History & Culture Whakaahurangi The Māori name for Stratford is Whakaahurangi, meaning face to the sky. The name is taken from a story of a Patea chieftainess named Ruapu-tahanga who, returning from a visit to Kawhia, camped overnight near the location of the current town. Being a clear night, Ruaputahanga lay contemplating the stars when slumber overtook her. Withdrawing in respect, her followers observed that their chieftainess slept “with her face to the sky”. The site continued to be used as a camping place for Māori along what became known as the Whakaahurangi track, linking the south Taranaki tribes to those in north Taranaki, and further north to Kawhia. Each traveling party would recollect the story of Ruapu-tahanga sleeping with her face to the sky. The name is fitting, given the exposure of the area to a broad horizon on the face of the mountain’s ring plain.
Surveying There is no record of Māori settlement in the vicinity of Stratford. Before British settlement the area was covered in dense forest and swamp. The Vogel schemes of the 1870s provided the necessary impetus to lead to the construction of a railway line south of New Plymouth, and the creation of road access at the same time, to open up access to the rich soils under the mountain.
In 1876, Taranaki Waste Lands Board assistant surveyor Edwin Stanley Brookes, Jnr. cut a meridian line from Waitara to the site of Stratford, and oversaw the subdivision of a block between the Manganui River and the Patea River. The surveying of a new site for a town on the banks of the Patea River was authorised on 11 June 1877, and the northern half of the town (above the Patea River) was laid out by William Skinner in July. More lots were laid out by Peter Cheal in 1879, and in 1880 Skinner was directed to survey the southern half of the town.
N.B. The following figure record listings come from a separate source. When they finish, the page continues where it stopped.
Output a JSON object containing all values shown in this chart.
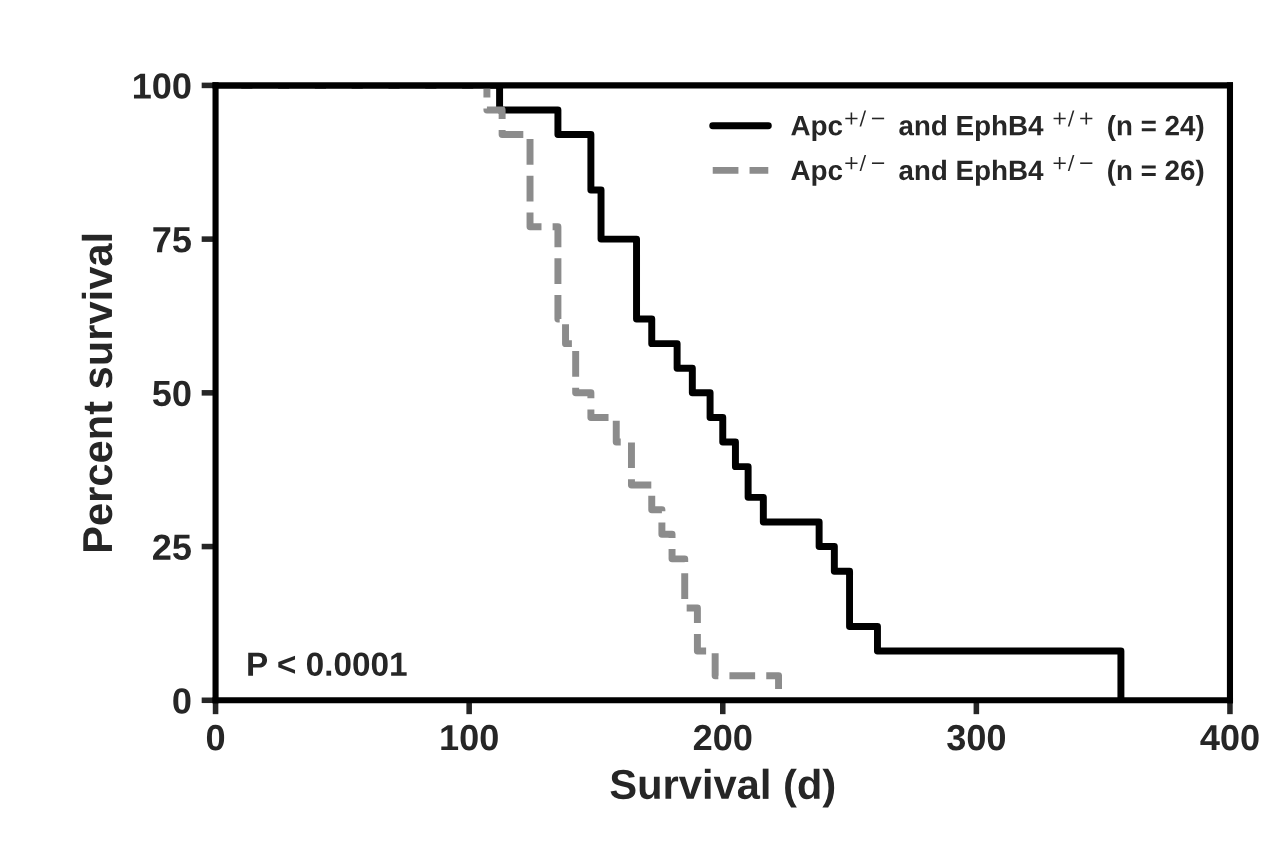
{
  "chart_data": {
    "type": "step",
    "xlabel": "Survival (d)",
    "ylabel": "Percent survival",
    "xlim": [
      0,
      400
    ],
    "xticks": [
      0,
      100,
      200,
      300,
      400
    ],
    "ylim": [
      0,
      100
    ],
    "yticks": [
      0,
      25,
      50,
      75,
      100
    ],
    "grid": false,
    "legend": "top right",
    "annotations": [
      "P < 0.0001"
    ],
    "series": [
      {
        "name": "Apc$^{+/−}$ and EphB4 $^{+/+}$ (n = 24)",
        "color": "#000000",
        "line_style": "solid",
        "x": [
          0,
          112,
          135,
          148,
          152,
          166,
          172,
          182,
          188,
          195,
          200,
          205,
          210,
          216,
          238,
          244,
          250,
          261,
          357
        ],
        "values": [
          100,
          96,
          92,
          83,
          75,
          62,
          58,
          54,
          50,
          46,
          42,
          38,
          33,
          29,
          25,
          21,
          12,
          8,
          0
        ]
      },
      {
        "name": "Apc$^{+/−}$ and EphB4 $^{+/−}$ (n = 26)",
        "color": "#8c8c8c",
        "line_style": "dashed",
        "x": [
          0,
          107,
          113,
          124,
          135,
          138,
          142,
          148,
          158,
          164,
          172,
          176,
          180,
          185,
          190,
          197,
          222
        ],
        "values": [
          100,
          96,
          92,
          77,
          62,
          58,
          50,
          46,
          42,
          35,
          31,
          27,
          23,
          15,
          8,
          4,
          0
        ]
      }
    ]
  }
}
Naming Stratford clock tower "glockenspiel" On 3 December 1877, the name Stratford-upon-Patea was adopted, on the motion of William Crompton of the Taranaki Waste Lands Board. The supposed similarity of the Patea River to the River Avon in England led to the adoption of this name, and Crompton was known to have a literary turn of mind. There was a trend at the time to name towns after the birthplace of prominent British men. The William Shakespeare 'connection' led to the naming of 67 streets after Shakespearian characters from 27 of his plays.
Today New Zealand's only glockenspiel clock tower plays the balcony scene from Romeo and Juliet three times a day. The spoken words are provided via external loudspeakers - there is no carillon (multiple bells) as would be more typical for glockenspiels in towers.
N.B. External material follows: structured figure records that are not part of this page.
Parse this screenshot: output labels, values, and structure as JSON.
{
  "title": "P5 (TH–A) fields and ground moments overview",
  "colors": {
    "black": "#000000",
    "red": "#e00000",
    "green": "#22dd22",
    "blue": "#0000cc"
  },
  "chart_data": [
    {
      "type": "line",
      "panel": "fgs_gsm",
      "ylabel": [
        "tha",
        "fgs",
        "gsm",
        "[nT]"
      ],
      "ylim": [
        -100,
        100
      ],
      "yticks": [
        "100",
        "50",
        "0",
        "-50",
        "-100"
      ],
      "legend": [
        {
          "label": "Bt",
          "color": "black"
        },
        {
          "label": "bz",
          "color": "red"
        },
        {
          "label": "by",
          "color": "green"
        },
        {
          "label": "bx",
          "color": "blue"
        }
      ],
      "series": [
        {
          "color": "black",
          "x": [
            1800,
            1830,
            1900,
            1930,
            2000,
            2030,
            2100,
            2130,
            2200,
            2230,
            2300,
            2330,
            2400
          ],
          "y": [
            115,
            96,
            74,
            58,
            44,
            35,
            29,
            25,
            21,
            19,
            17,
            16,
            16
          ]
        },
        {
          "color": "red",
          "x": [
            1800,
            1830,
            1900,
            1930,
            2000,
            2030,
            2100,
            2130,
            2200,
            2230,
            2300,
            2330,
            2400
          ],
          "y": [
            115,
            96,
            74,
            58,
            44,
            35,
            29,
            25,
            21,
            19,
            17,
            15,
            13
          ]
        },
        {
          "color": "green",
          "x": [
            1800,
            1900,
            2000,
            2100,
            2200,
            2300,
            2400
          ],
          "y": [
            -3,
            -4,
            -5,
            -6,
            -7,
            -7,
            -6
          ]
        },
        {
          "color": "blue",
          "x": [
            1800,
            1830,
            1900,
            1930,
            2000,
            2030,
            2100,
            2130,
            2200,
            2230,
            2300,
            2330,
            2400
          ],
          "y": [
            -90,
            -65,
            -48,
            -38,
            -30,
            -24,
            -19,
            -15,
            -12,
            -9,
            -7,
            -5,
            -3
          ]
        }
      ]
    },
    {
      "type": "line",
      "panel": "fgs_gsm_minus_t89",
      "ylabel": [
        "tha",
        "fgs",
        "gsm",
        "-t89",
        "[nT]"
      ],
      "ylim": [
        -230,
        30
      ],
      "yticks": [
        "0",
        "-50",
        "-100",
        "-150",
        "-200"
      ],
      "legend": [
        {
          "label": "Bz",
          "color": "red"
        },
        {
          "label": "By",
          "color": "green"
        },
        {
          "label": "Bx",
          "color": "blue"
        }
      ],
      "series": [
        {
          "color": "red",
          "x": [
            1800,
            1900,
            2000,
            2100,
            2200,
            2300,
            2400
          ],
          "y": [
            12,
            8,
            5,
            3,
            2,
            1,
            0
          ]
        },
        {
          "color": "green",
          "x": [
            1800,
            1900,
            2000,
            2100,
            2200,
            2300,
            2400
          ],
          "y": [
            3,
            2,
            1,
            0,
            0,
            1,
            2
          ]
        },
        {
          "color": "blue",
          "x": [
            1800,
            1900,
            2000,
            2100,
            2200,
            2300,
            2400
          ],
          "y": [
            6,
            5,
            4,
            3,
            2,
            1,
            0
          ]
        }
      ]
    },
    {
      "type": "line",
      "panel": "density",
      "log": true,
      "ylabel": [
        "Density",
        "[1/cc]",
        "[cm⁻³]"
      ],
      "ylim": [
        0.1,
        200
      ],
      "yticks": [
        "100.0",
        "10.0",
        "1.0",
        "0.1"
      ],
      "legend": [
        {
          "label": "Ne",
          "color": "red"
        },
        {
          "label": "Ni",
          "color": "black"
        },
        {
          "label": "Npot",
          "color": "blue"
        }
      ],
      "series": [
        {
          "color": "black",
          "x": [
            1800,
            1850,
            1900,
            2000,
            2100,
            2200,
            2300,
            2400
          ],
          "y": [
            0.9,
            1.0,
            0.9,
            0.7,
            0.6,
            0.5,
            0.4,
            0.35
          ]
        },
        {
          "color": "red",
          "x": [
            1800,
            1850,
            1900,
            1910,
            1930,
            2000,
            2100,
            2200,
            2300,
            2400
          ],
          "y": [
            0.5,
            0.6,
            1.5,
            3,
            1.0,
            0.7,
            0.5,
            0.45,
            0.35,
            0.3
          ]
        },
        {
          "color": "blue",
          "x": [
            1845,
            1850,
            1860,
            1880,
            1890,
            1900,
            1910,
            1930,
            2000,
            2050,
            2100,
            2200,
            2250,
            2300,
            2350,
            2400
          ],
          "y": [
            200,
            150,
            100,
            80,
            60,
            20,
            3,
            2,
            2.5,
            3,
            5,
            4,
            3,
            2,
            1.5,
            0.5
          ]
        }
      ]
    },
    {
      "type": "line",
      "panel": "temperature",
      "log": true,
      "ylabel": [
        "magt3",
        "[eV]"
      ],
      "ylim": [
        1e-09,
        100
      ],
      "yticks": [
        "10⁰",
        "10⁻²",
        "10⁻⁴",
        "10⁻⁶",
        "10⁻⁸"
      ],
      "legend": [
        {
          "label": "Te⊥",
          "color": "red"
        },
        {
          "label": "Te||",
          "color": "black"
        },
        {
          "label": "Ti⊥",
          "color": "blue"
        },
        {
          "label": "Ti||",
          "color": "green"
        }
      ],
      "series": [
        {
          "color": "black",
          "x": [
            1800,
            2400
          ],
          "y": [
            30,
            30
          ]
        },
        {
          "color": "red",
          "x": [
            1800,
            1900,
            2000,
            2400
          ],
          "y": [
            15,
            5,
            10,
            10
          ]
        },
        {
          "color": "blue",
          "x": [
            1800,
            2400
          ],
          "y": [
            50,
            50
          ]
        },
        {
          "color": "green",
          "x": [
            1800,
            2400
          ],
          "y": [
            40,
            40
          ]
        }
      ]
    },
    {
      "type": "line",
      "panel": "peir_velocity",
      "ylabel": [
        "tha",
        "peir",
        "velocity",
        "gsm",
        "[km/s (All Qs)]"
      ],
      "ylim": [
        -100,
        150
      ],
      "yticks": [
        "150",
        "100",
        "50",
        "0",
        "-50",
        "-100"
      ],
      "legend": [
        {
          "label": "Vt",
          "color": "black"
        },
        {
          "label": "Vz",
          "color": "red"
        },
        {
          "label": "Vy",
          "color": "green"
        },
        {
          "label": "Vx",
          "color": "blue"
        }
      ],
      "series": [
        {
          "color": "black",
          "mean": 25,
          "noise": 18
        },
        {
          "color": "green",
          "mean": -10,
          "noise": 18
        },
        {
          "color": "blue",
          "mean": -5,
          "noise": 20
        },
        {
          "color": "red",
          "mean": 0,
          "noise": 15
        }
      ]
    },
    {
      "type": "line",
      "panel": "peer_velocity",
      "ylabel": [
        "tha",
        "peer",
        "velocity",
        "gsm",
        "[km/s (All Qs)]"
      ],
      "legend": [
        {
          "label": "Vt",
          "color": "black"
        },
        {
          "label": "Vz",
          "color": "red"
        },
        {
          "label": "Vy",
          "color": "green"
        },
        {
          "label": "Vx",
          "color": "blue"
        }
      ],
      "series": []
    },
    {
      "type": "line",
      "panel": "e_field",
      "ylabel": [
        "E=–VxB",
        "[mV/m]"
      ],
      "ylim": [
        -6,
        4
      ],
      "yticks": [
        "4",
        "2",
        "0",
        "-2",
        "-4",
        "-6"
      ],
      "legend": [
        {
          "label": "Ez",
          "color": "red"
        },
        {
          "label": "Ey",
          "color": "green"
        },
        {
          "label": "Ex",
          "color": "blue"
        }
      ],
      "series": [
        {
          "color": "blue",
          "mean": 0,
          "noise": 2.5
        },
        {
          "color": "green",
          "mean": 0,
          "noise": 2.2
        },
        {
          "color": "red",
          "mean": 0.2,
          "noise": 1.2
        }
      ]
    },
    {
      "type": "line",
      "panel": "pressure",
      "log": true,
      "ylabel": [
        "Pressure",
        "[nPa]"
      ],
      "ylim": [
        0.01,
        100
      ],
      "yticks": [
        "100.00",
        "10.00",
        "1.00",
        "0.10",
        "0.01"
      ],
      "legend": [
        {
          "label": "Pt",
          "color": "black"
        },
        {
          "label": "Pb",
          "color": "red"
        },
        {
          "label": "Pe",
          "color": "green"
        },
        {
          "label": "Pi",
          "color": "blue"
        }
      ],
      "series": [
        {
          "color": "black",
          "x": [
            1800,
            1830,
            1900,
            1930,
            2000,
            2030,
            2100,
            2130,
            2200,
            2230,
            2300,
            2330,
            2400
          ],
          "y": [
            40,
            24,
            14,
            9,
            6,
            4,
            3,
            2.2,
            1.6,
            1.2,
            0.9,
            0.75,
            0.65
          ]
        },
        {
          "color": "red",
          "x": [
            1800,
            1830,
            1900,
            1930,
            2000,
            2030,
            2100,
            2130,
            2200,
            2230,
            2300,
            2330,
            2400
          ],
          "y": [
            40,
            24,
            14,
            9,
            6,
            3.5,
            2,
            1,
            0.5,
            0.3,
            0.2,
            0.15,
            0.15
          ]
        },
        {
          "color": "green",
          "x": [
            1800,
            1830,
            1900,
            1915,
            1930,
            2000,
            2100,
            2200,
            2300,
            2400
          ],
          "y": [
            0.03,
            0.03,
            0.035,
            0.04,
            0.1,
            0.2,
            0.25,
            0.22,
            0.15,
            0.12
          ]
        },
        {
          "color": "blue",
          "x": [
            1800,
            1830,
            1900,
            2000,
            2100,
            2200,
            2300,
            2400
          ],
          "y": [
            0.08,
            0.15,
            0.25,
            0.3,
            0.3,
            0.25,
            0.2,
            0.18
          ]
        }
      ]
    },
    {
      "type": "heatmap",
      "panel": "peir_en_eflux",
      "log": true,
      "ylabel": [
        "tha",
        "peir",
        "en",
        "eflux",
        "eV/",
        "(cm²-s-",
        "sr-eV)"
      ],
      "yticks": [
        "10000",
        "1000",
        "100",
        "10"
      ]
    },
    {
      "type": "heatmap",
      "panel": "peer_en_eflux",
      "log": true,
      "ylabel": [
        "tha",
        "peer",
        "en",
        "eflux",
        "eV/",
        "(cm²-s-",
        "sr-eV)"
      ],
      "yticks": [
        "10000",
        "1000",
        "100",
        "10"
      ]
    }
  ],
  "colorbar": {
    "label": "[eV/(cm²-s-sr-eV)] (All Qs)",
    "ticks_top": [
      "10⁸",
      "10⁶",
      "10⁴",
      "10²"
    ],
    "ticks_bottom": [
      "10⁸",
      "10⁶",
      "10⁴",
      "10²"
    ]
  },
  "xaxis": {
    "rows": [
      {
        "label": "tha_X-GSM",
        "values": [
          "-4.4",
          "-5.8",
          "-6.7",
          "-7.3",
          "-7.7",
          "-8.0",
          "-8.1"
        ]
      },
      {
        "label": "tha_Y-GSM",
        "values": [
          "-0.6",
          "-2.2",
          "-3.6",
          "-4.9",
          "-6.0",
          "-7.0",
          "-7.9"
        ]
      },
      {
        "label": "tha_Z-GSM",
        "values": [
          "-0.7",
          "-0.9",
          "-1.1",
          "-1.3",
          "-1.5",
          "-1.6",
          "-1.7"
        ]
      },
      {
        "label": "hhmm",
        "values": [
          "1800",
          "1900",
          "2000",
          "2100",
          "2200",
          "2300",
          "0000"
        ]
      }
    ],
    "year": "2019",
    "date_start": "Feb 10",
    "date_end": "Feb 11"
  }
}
Settlement and Growth Stratford was formally classified as a town in June 1878, and on 31 August 1878 an auction of 455 sections saw the first sections sold. By 1881 the population was 97, comprising 56 males and 41 females, with 22 houses. By 1891 this had grown to a population of 342 and by 1896 1,256. This growth continued steadily until the mid-late 20th century, and has since fluctuated between 5229 (2001) and 5664 (1996), numbering 5,337 at the last census.